Weird. How can the city be out of milk? Who screwed-up the shipments and distribution? From where does our milk usually come?
I plate a slice of quiche. “Should we close the café until they get back?”
“No, let’s serve what we can.” She pours ice into the blender. “You’re not mad at me for what I said last night, are you?”
“Of course not.” I rinse the coffee grounds out of the portafilter and flush the machine’s group head.
“Good.” Missy drapes an arm over my shoulders and grins. “Oh, and that guy from yesterday is here. He bought you a cup of coffee and is waiting by the window.”
Please let her be thinking about another guy customer. Nope, it’s Jack. What possessed him to come back? He can’t bribe me with coffee. Well, yeah, he probably can, but I don’t want him to want to bribe me. Why? I’m not sure. Maybe because all this is too incredible to be real. Maybe because I’ve watched too many girls be h
urt by gorgeous, endearing men. But I need to know why he’s here. I need to know if there’s even the smallest chance this could be real.
“You could’ve led with that, Missy.” I turn my head, meeting Jack’s observant gaze. He waves at me from across the room and motions to an awaiting mug of coffee. Nausea dissolves my stomach. Never mind. I don’t want to talk with him. Talking leads to liking. And liking leads to heartbreak. Hot guy flirting with an average girl—the equation doesn’t add up.

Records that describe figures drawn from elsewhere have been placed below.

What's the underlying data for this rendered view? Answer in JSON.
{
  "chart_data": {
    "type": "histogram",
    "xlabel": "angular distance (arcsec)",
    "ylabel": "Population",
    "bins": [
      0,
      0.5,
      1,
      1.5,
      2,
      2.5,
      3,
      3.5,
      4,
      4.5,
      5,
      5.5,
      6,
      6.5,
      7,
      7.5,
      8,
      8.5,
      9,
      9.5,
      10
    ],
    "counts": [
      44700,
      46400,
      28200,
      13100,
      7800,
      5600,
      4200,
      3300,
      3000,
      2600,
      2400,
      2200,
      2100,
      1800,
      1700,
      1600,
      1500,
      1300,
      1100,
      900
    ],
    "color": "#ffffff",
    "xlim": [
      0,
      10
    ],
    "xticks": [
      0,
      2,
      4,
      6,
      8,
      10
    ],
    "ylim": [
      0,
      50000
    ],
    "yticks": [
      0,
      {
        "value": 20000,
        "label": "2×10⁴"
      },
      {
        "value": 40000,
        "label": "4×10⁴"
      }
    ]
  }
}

What if I’m just bad at math?
The march across the coffeehouse is turbulent and physically impossible, like swimming against a riptide during a thunderstorm. Heart pounds. Knees buckle. Jon’s voice in the back of my head tells me to be gutsy, have gumption, swallow my fear and swim against the current with Olympic speed. Jack smiles before closing his zombie-novel. His cobalt eyes pierce through me like daggers. Swim, Julie, swim.
“What’s your problem?” If I appear angry and confrontational, it’s possible he won’t be able to break me. “Do you flirt with every girl you meet or only the ones who bring you coffee?”

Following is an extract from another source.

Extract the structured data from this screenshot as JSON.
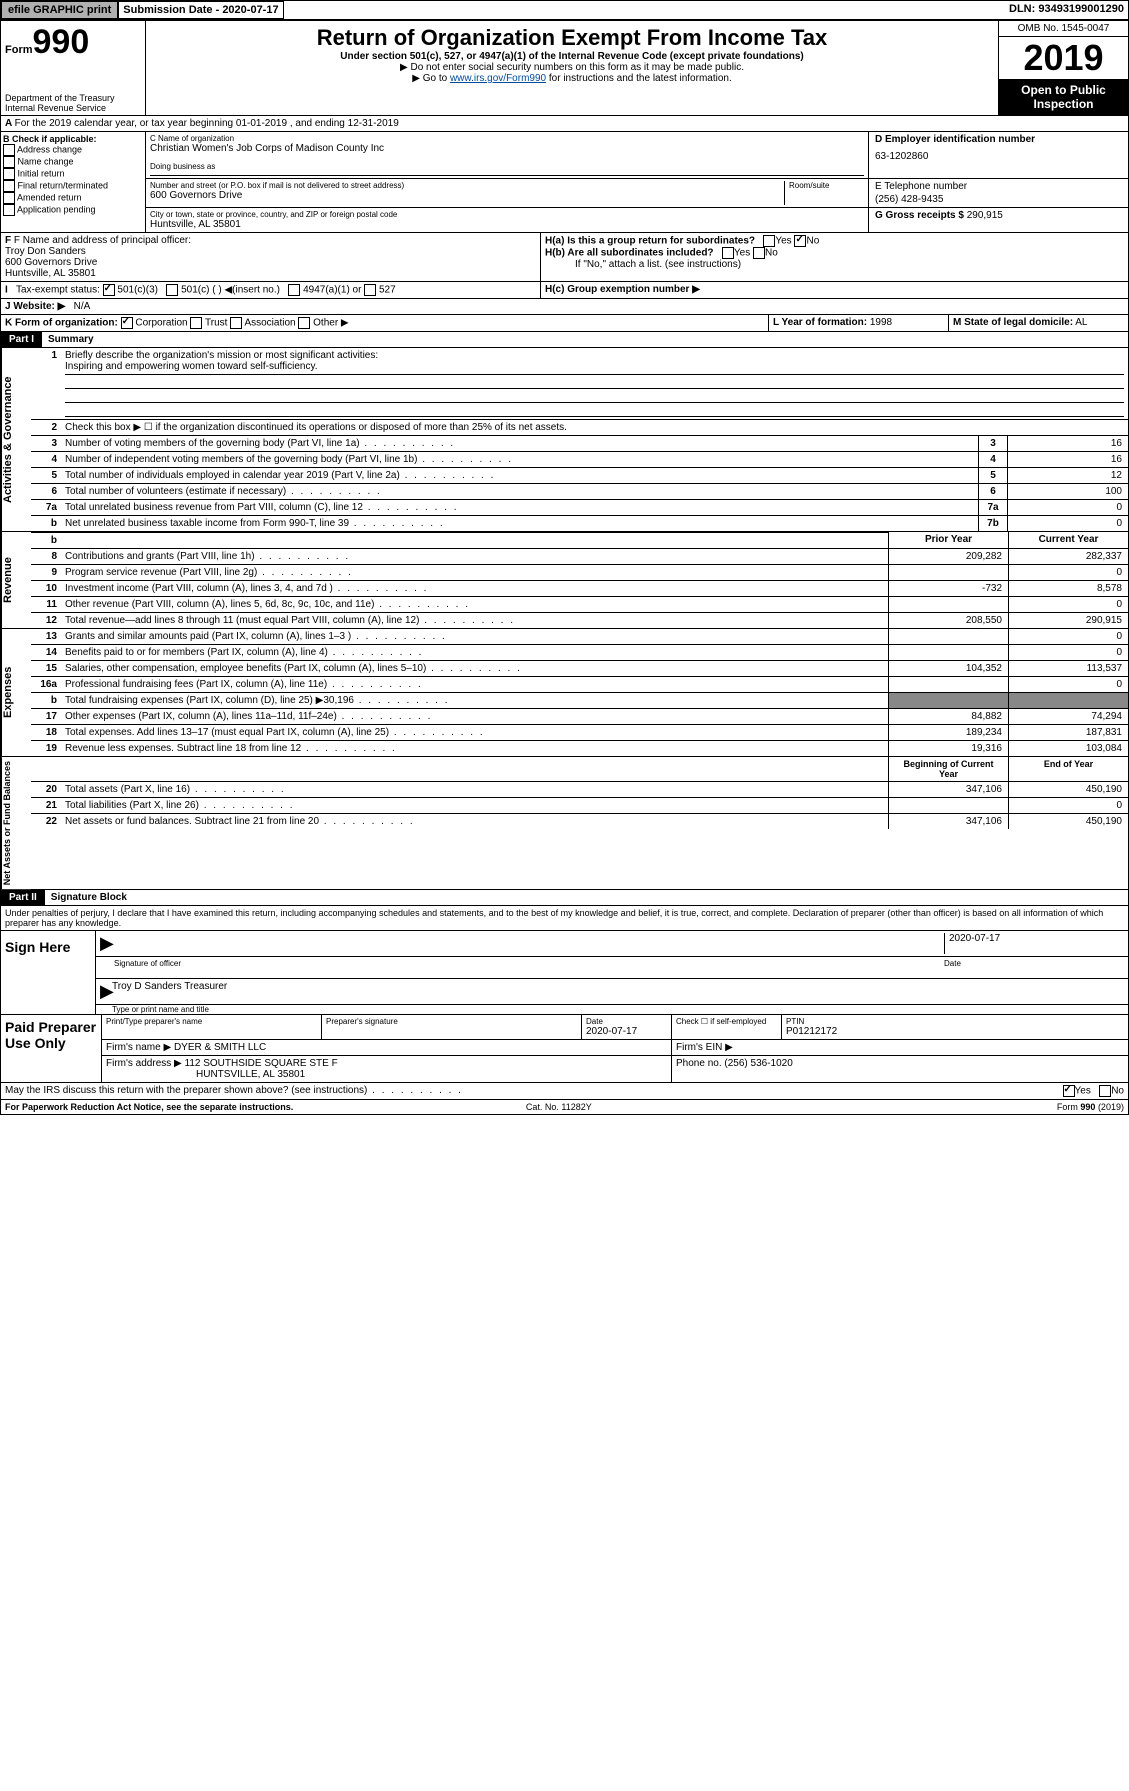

“I don’t understand.” He tilts his head, furrows his thick brow. “I’m not flirting with you.”
No man should be that handsome. It’s unfair and offensive to all the other guys on Earth. If we were made in God’s image, then he was made to look like someone else. His face is perfectly chiseled—I want to touch it. I want to run my fingers through his soft, styled hair without anyone batting an eye. Goodness, he can break me.

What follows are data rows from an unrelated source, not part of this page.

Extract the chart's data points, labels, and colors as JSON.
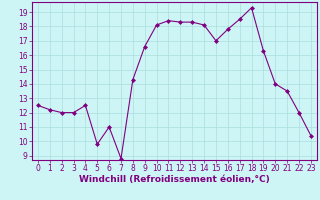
{
  "x": [
    0,
    1,
    2,
    3,
    4,
    5,
    6,
    7,
    8,
    9,
    10,
    11,
    12,
    13,
    14,
    15,
    16,
    17,
    18,
    19,
    20,
    21,
    22,
    23
  ],
  "y": [
    12.5,
    12.2,
    12.0,
    12.0,
    12.5,
    9.8,
    11.0,
    8.8,
    14.3,
    16.6,
    18.1,
    18.4,
    18.3,
    18.3,
    18.1,
    17.0,
    17.8,
    18.5,
    19.3,
    16.3,
    14.0,
    13.5,
    12.0,
    10.4
  ],
  "line_color": "#800080",
  "marker": "D",
  "marker_size": 2.0,
  "bg_color": "#cef5f5",
  "grid_color": "#aadddd",
  "xlabel": "Windchill (Refroidissement éolien,°C)",
  "xlim": [
    -0.5,
    23.5
  ],
  "ylim": [
    8.7,
    19.7
  ],
  "yticks": [
    9,
    10,
    11,
    12,
    13,
    14,
    15,
    16,
    17,
    18,
    19
  ],
  "xticks": [
    0,
    1,
    2,
    3,
    4,
    5,
    6,
    7,
    8,
    9,
    10,
    11,
    12,
    13,
    14,
    15,
    16,
    17,
    18,
    19,
    20,
    21,
    22,
    23
  ],
  "tick_label_fontsize": 5.5,
  "xlabel_fontsize": 6.5,
  "spine_color": "#800080",
  "line_width": 0.8
}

“Then, what do you want? Is this all a big joke, a game?”
“I don’t want anything from you. I don’t have a motive. I’m not an evil supervillain.” He scoots his chair closer to me and looks up into my illusionary bastion. “Listen, Julie. I’m not around people often, due to my job. So when I do find someone I like, I try to build a relationship. And as surprising as it is, I actually like you.” He said my name. Why did it sound different from his mouth, like poetry, like it belonged to someone more charming and elegant than me?